As sophomore year approaches, freshmen, beware—the Yard’s bunk beds and random roommates can be pretty bad, but some of the worst living at Harvard is in the Houses. FM scoured both River and Quad, leaving no roach-infested walk-through unvisited and no synonym for “small” unused, to identify the most atrocious rooms. The few and the proud, all housing sophomores:
Lowell M-12: Crimson editor Joy Z. Chen is at a loss to describe the shape of the Polly Pocket-sized common room in her double—“A truncated square? A pentagon, I guess.” The bedroom is even tinier, requiring Chen to climb over her desk to enter. Other highlights include the closet’s “distinctive Tetris-block shape” and the dumpsters outside the door.
Dunster K-51: This geometric marvel features a hexagonal common room with two trapezoidal fire doors, a bedroom the size of an Apley closet, and ceilings so slanted that the rooms are virtually pyramidal. The lucky Yoshitaka Yamamoto and Andrew Q. Jing live directly under Dunster’s belltower and above ongoing construction; scenic Leverett Towers, Mather House, and the leaky, taped-over skylight all do their part to keep sunlight from ever entering. In a word: ridiculous.
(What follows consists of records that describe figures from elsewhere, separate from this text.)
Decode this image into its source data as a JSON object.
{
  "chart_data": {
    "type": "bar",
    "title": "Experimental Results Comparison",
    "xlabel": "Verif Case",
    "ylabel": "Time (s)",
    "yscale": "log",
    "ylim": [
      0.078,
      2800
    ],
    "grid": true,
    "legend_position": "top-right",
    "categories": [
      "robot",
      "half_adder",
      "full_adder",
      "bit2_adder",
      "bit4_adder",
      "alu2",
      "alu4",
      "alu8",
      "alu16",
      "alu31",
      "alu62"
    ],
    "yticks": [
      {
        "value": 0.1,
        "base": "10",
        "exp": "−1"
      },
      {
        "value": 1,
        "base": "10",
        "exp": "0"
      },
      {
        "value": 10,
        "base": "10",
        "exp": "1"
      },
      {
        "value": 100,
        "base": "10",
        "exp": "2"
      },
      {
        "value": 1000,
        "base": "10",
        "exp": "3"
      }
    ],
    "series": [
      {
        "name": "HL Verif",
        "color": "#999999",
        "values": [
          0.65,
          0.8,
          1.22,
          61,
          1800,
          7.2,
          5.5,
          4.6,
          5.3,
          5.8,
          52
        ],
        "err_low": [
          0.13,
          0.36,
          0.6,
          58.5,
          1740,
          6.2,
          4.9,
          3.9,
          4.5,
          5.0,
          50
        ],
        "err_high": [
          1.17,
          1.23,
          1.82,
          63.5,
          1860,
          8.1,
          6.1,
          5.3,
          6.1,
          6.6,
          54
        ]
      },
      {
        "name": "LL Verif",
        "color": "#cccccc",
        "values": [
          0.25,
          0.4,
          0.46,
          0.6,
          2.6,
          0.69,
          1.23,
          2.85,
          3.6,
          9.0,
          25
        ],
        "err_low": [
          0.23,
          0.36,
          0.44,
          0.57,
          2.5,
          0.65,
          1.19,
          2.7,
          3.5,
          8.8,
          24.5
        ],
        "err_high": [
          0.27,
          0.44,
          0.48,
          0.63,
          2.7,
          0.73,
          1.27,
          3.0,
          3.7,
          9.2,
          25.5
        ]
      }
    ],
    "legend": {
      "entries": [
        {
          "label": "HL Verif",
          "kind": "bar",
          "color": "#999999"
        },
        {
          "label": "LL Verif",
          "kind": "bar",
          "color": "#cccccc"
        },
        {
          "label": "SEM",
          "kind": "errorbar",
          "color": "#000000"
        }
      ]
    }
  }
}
Pforzheimer Holmes, 3rd Floor: Those the lottery truly hates don’t just end up in the Quad—they’re on the third floor of Holmes in singles serving as miniscule doubles. “My blockmate said it was like getting Quaded twice,” says Milo Harman. “There is no room for excess, therefore we have no excess,” says Cara E. Ferrentino of the one-room “cozy nook” she shares with her roommate. Apparently, a Zen attitude can make even Holmes’s communal bathrooms tolerable.
These rooms all share one common trait: They’re so bad, they almost pass for housing at any other college in America. You have been warned.